Whatever you’ve chosen for your test, believe that it will happen with all your heart. Proclaim victory in Jesus’ name. Have that mustard seed of faith that can supposedly move mountains. Witness your faith in God’s power over these matters to all the world as a comment on this blog. Let go and let God. And then pay careful attention to the results.
If you can’t bring yourself to do a real test like this but you still insist on believing in the power of prayer, then you’ve consigned yourself to belonging in an even lower level of the loony bin than Harold Camping belongs in.
On the other hand if you perform a real test, it fails, and you still believe in the power of prayer then congratulations on at least graduating to the Harold Camping memorial wing of the local nut house. Maybe you too can host a Christian radio show.
If the test fails and you renounce your belief in the power of prayer, then you’re well on your way to escaping the power of false beliefs. That’s something worth celebrating.
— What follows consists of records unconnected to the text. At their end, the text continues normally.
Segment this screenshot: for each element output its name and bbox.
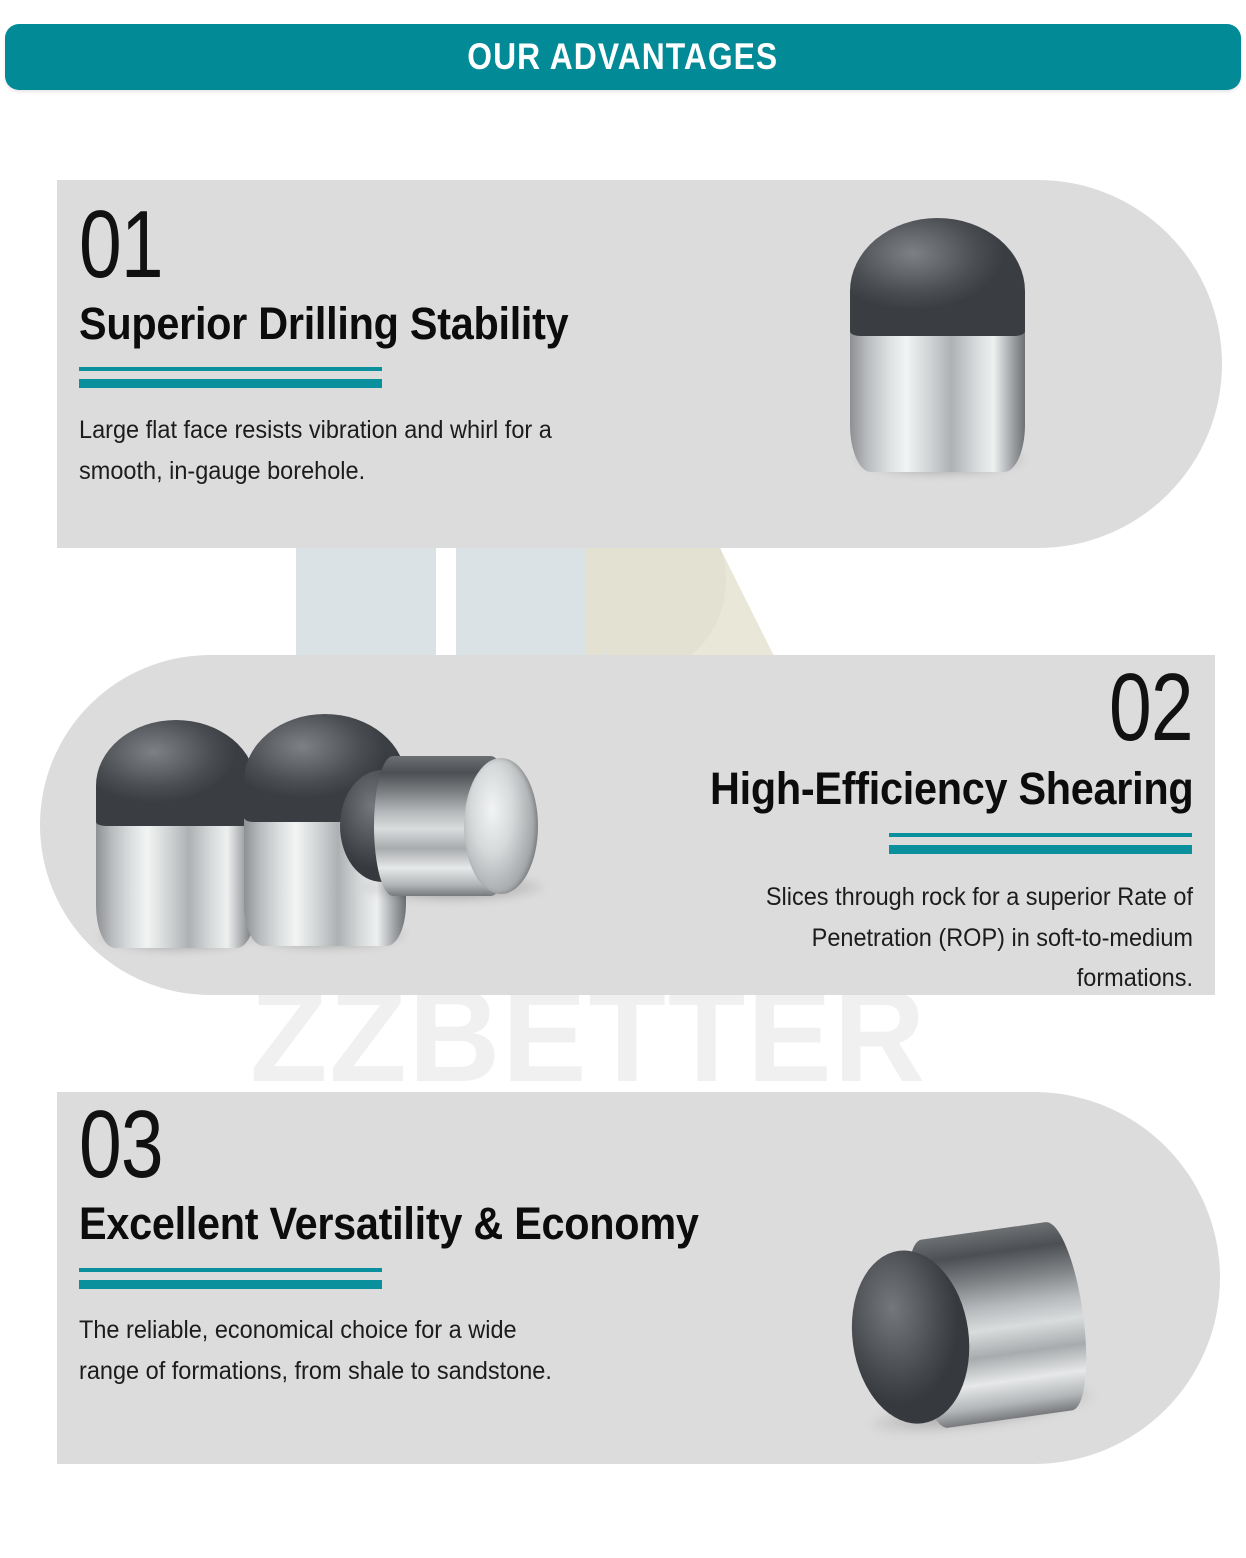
accent-rule-thick <box>889 845 1192 854</box>
card-title: Superior Drilling Stability <box>79 298 568 350</box>
product-photo-03 <box>852 1226 1112 1456</box>
title-accent-rules <box>79 367 382 388</box>
insert-lying <box>358 756 544 896</box>
insert-tilted <box>840 1219 1096 1439</box>
insert-carbide-dome <box>96 720 256 826</box>
section-header-banner: OUR ADVANTAGES <box>5 24 1241 90</box>
page-title: OUR ADVANTAGES <box>468 36 779 78</box>
card-body-text: The reliable, economical choice for a wi… <box>79 1310 568 1391</box>
card-title: High-Efficiency Shearing <box>710 763 1193 815</box>
insert-polished-face <box>464 758 538 894</box>
accent-rule-thick <box>79 1280 382 1289</box>
accent-rule-thin <box>79 367 382 371</box>
product-photo-02 <box>96 710 536 960</box>
card-number: 02 <box>1109 667 1193 750</box>
card-number: 03 <box>79 1104 163 1187</box>
insert-carbide-dome <box>850 218 1025 336</box>
product-photo-01 <box>840 218 1040 488</box>
accent-rule-thick <box>79 379 382 388</box>
card-body-text: Slices through rock for a superior Rate … <box>704 877 1193 999</box>
card-number: 01 <box>79 204 163 287</box>
title-accent-rules <box>79 1268 382 1289</box>
accent-rule-thin <box>79 1268 382 1272</box>
advantage-card-01: 01 Superior Drilling Stability Large fla… <box>57 180 1222 548</box>
accent-rule-thin <box>889 833 1192 837</box>
title-accent-rules <box>889 833 1192 854</box>
card-title: Excellent Versatility & Economy <box>79 1198 699 1250</box>
card-body-text: Large flat face resists vibration and wh… <box>79 410 568 491</box>
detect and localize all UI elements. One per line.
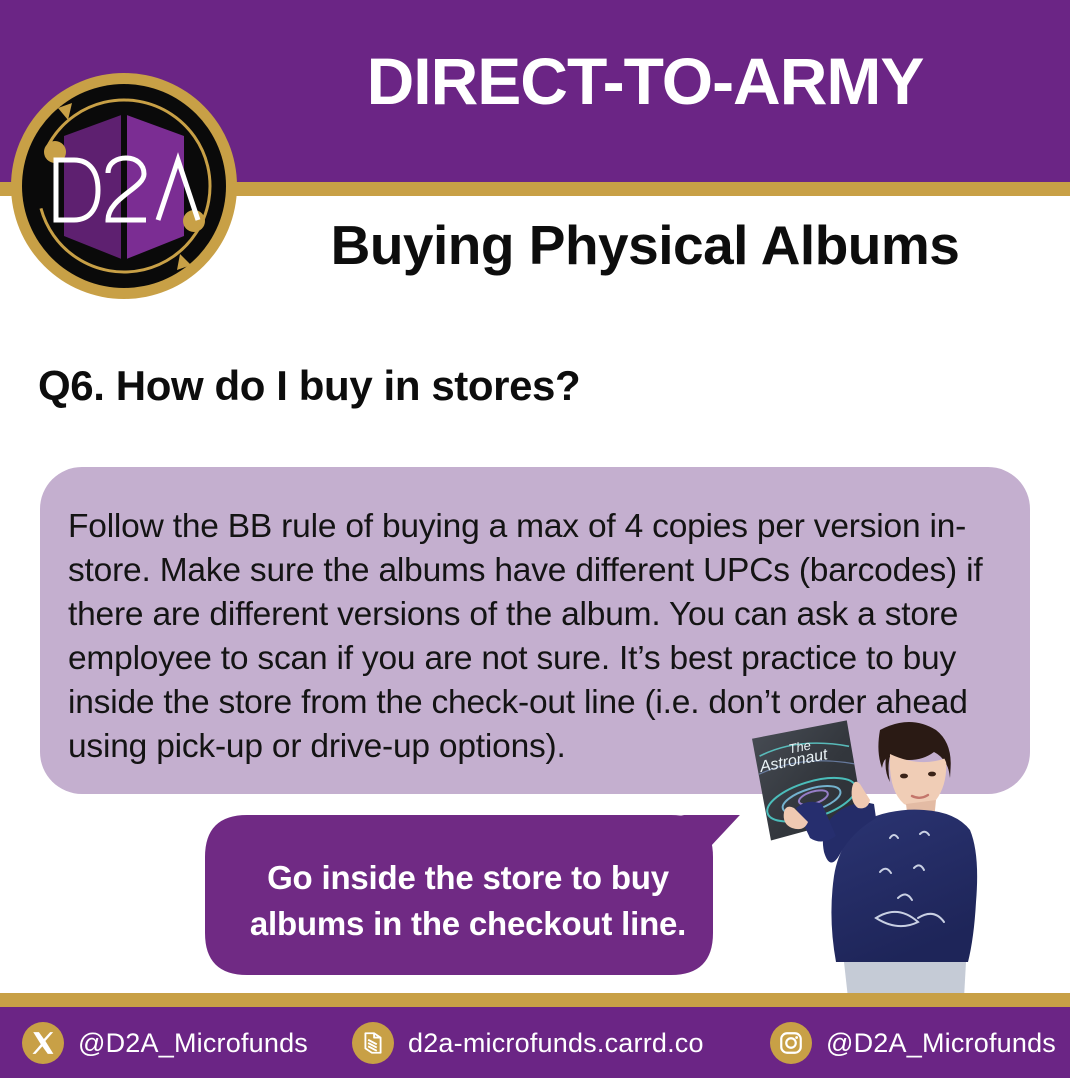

And what if your test actually works? If you really think that’s a possiblity, then perform your test of the power of prayer under controlled conditions and collect a cool $1 million from James Randi. That would also be something worth celebrating – I’m as happy to be proven wrong as proven right. Donate the $1 million to your church if your religion requires you to be selfless. I promise, anyone who does this and wins the million dollars can publish any article on this blog they want, explaining exactly how wrong I was and telling the world all about their religious beliefs. I’ll also write a check for at least 10% of my annual income to the church of your choice, on top of the $1 million you’ll get from James Randi.
Whatever happens, take comfort in knowing that it won’t be the end of the world. That already happened. Happy Doomsday!